Real-Time Water-Level Forecasting Using Dilated Causal Convolutional Neural Networks

• Published in: Water resources management Vol. 33; no. 11; pp. 3759 - 3780
• Main Authors: Wang, Jhih-Huang, Lin, Gwo-Fong, Chang, Ming-Jui, Huang, I-Hang, Chen, Yu-Ren
• Format: Journal Article
• Language: English
• Published: Dordrecht Springer Netherlands 01.09.2019; Springer Nature B.V
• Subjects: Artificial neural networks; Atmospheric Sciences; Civil Engineering; data collection; Disaster management; Earth and Environmental Science; Earth Sciences; Emergency preparedness; Emergency response; Emergency warning programs; Environment; Flood damage; Flood forecasting; Forecasting; Forecasting techniques; Geotechnical Engineering & Applied Earth Sciences; Hurricanes; Hydrogeology; Hydrology/Water Resources; Lead time; Mathematical models; Multilayer perceptrons; Neural networks; River basins; Rivers; Support vector machines; Taiwan; Training; Typhoons; Warning systems; Water levels; watersheds; Taiwan; Artificial neural network; Support vector machine; Flood-warning system; Water-level forecasting; Dilated causal convolutional neural network
• ISSN: 0920-4741; 1573-1650
• DOI: 10.1007/s11269-019-02342-4

Accurate forecasts of hourly water levels during typhoons are crucial to disaster emergency response.

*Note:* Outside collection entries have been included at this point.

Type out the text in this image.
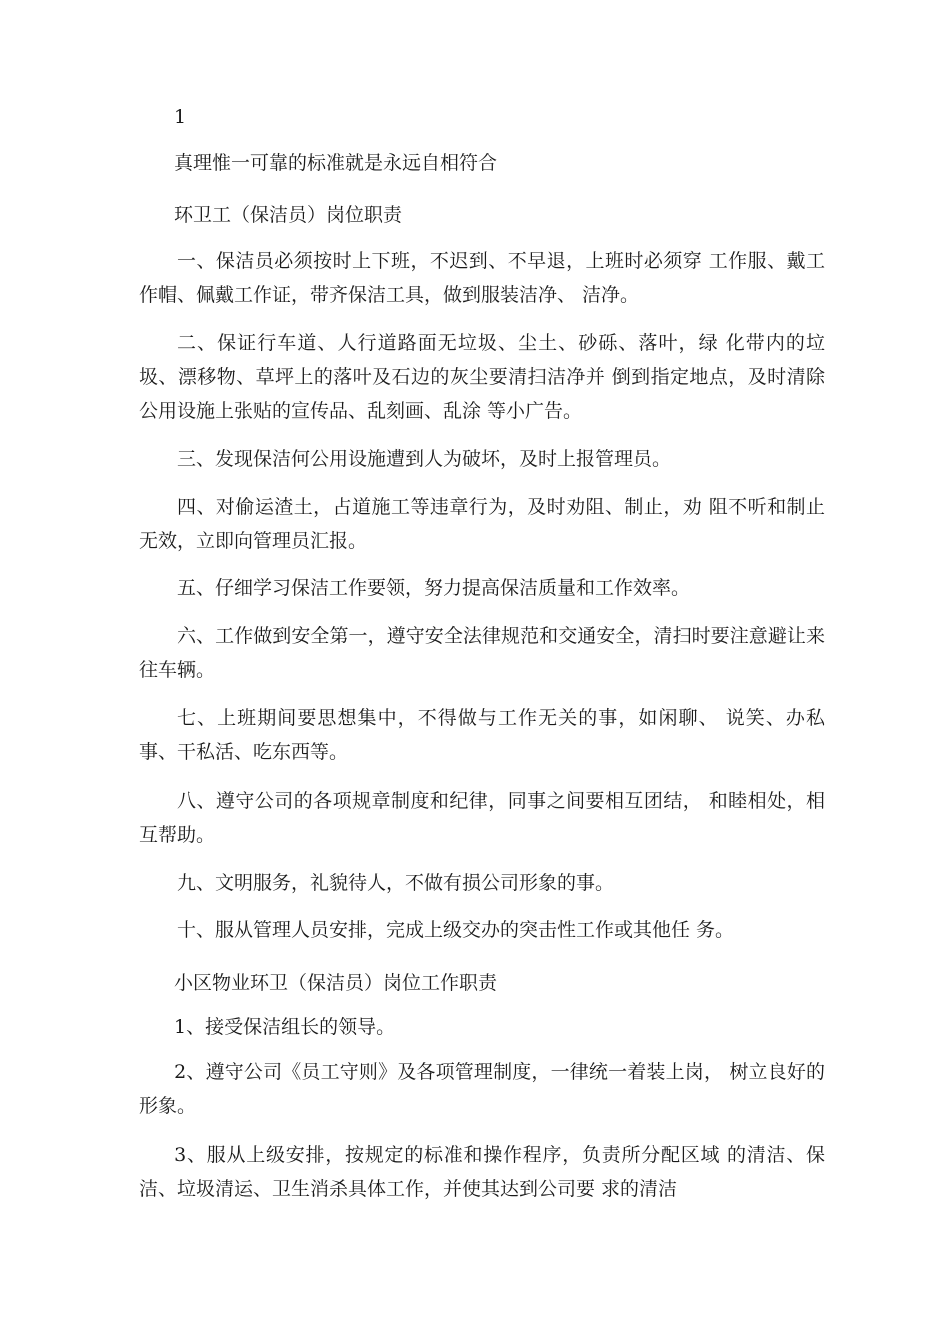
1

真理惟一可靠的标准就是永远自相符合

环卫工（保洁员）岗位职责

一、保洁员必须按时上下班，不迟到、不早退，上班时必须穿 工作服、戴工作帽、佩戴工作证，带齐保洁工具，做到服装洁净、 洁净。

二、保证行车道、人行道路面无垃圾、尘土、砂砾、落叶，绿 化带内的垃圾、漂移物、草坪上的落叶及石边的灰尘要清扫洁净并 倒到指定地点，及时清除公用设施上张贴的宣传品、乱刻画、乱涂 等小广告。

三、发现保洁何公用设施遭到人为破坏，及时上报管理员。

四、对偷运渣土，占道施工等违章行为，及时劝阻、制止，劝 阻不听和制止无效，立即向管理员汇报。

五、仔细学习保洁工作要领，努力提高保洁质量和工作效率。

六、工作做到安全第一，遵守安全法律规范和交通安全，清扫时要注意避让来往车辆。

七、上班期间要思想集中，不得做与工作无关的事，如闲聊、 说笑、办私事、干私活、吃东西等。

八、遵守公司的各项规章制度和纪律，同事之间要相互团结， 和睦相处，相互帮助。

九、文明服务，礼貌待人，不做有损公司形象的事。

十、服从管理人员安排，完成上级交办的突击性工作或其他任 务。

小区物业环卫（保洁员）岗位工作职责

1、接受保洁组长的领导。

2、遵守公司《员工守则》及各项管理制度，一律统一着装上岗， 树立良好的形象。

3、服从上级安排，按规定的标准和操作程序，负责所分配区域 的清洁、保洁、垃圾清运、卫生消杀具体工作，并使其达到公司要 求的清洁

To mitigate flood damage, the development of a water-level forecasting model has played an essential role. We propose a model based on a dilated causal convolutional neural network (DCCNN) that can yield water-level forecasts with lead times of 1- to 6-h. A DCCNN model can efficiently exploit a broad-range history. Residual and skip connections are also applied throughout the network to enable training of deeper networks and to accelerate convergence. To demonstrate the superiority of the proposed forecasting technique, we applied it to a dataset of 16 typhoon events that occurred during the years 2012–2017 in the Yilan River basin in Taiwan. In order to examine the efficiency of the improved methodology, we also compared the proposed model with two existing models that were based on the multilayer perceptron (MLP) and the support vector machine (SVM). The results indicate that a DCCNN-based model is superior to both the SVM and MLP models, especially for modeling peak water levels. Much of the performance improvement of the proposed model is due to its ability to provide water-level forecasts with a long lead time. The proposed model is expected to be particularly useful in support of disaster warning systems.